It was neat to arrive Monday to see second story walls up! Visible progress has been slow, despite the fact that work was being done on the floor joists, which turned out to be rather complicated. The complicated floor structure is due partly to the 6" overhang at the back of the house. This means very few of the upstairs walls rest firmly upon the lower walls. To support overhangs on four sides, the joists must run in two different directions. Had we known this earlier we would have tried to avoid the 6" overhang at the back, which hardly seems necessary given the added complexity. I guess the benefit of the doubt must be given to the architect. Fitting the rooms in the footprint of a 1950's tiny bungalow was not easy.

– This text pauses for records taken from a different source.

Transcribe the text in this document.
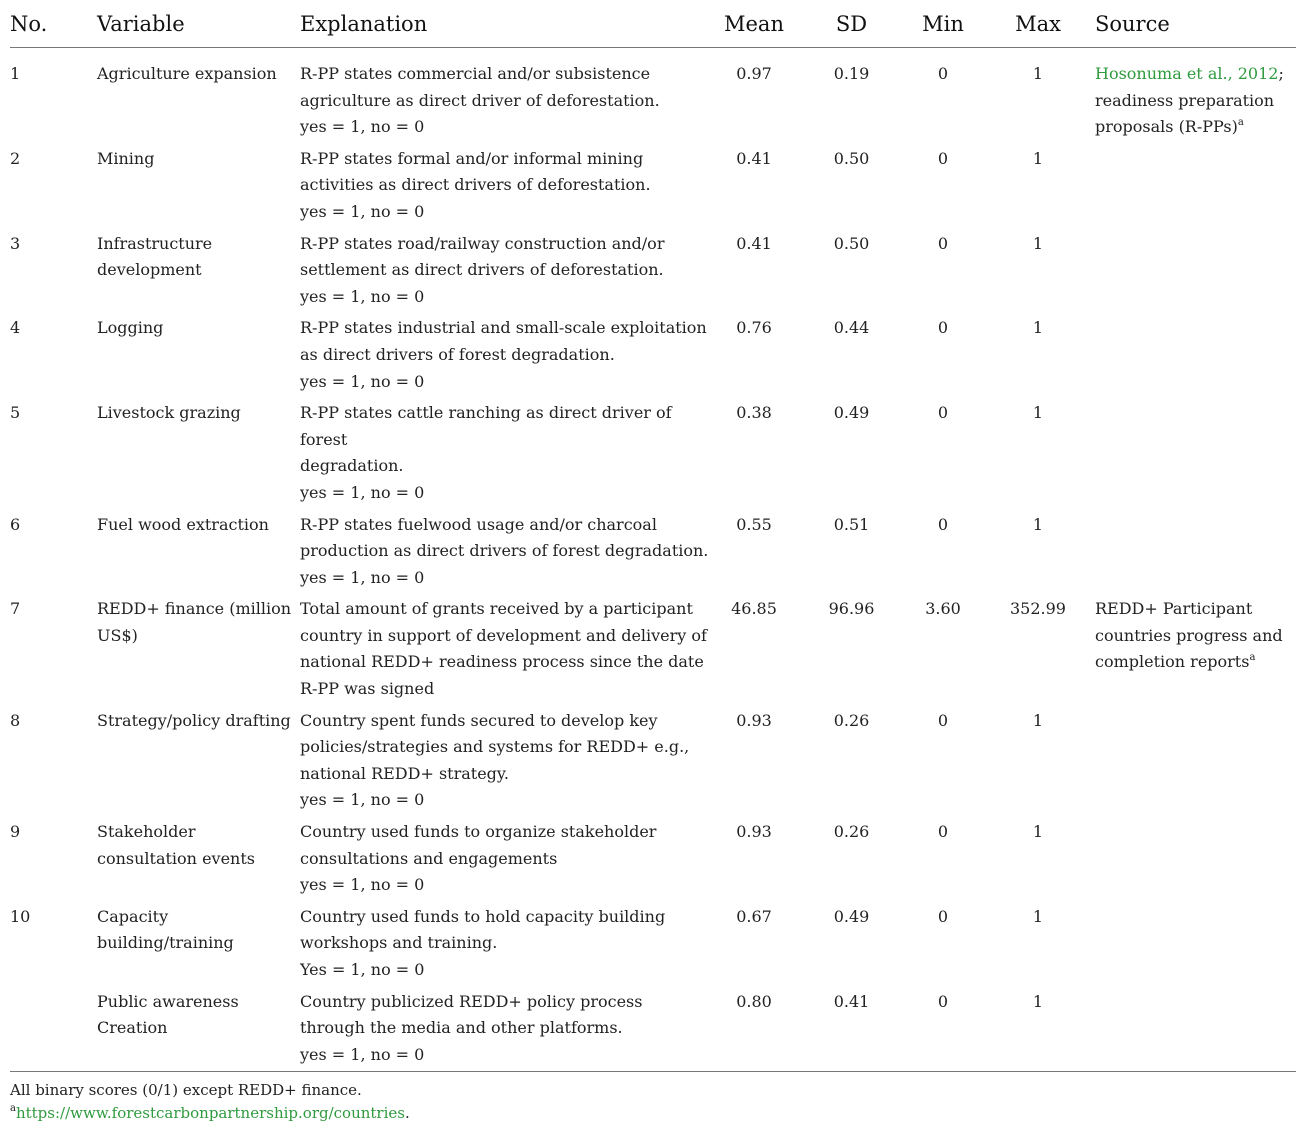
No.	Variable	Explanation	Mean	SD	Min	Max	Source
1	Agriculture expansion	R-PP states commercial and/or subsistence
agriculture as direct driver of deforestation.
yes = 1, no = 0	0.97	0.19	0	1	Hosonuma et al., 2012; readiness preparation proposals $(R-PPs)^a$
2	Mining	R-PP states formal and/or informal mining
activities as direct drivers of deforestation.
yes = 1, no = 0	0.41	0.50	0	1	
3	Infrastructure development	R-PP states road/railway construction and/or
settlement as direct drivers of deforestation.
yes = 1, no = 0	0.41	0.50	0	1	
4	Logging	R-PP states industrial and small-scale exploitation
as direct drivers of forest degradation.
yes = 1, no = 0	0.76	0.44	0	1	
5	Livestock grazing	R-PP states cattle ranching as direct driver of forest
degradation.
yes = 1, no = 0	0.38	0.49	0	1	
6	Fuel wood extraction	R-PP states fuelwood usage and/or charcoal
production as direct drivers of forest degradation.
yes = 1, no = 0	0.55	0.51	0	1	
7	REDD+ finance (million US$)	Total amount of grants received by a participant
country in support of development and delivery of
national REDD+ readiness process since the date
R-PP was signed	46.85	96.96	3.60	352.99	REDD+ Participant countries progress and completion reports$^a$
8	Strategy/policy drafting	Country spent funds secured to develop key
policies/strategies and systems for REDD+ e.g.,
national REDD+ strategy.
yes = 1, no = 0	0.93	0.26	0	1	
9	Stakeholder consultation events	Country used funds to organize stakeholder
consultations and engagements
yes = 1, no = 0	0.93	0.26	0	1	
10	Capacity building/training	Country used funds to hold capacity building
workshops and training.
Yes = 1, no = 0	0.67	0.49	0	1	
	Public awareness Creation	Country publicized REDD+ policy process
through the media and other platforms.
yes = 1, no = 0	0.80	0.41	0	1	
All binary scores (0/1) except REDD+ finance.
$^a$https://www.forestcarbonpartnership.org/countries.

Our excitement at seeing the second story walls framed in was dampened when we saw that only the front walls had been done, and then learning that the trusses needed to be re measured and due for delivery 10 days later than originally planned. Then, it was discovered today that a section of the new floor under the rear bathroom had been measured and built in the wrong place - off by a foot. Thankfully our builder realized the problem and has set about to correct it. He estimated a delay of about two days, and considering the trusses were delayed also, hopefully the timing will all come together next week for getting all the framing completed.
Last week it was also revealed that the design and construction of the stairs is not owned by the architect and his engineer. When stairs and railings are made of wood and typical framed walls, the building code covers them. For anything involving non standard materials and techniques, the city inspector may require an engineers stamp. And it's a good idea to have one, since we certainly want things to be sturdy and safe. There's a fair bit of figuring out to do though, regarding stairs, so I'll post more on that later.
Nobody said renovation was going to be easy. Quite the opposite!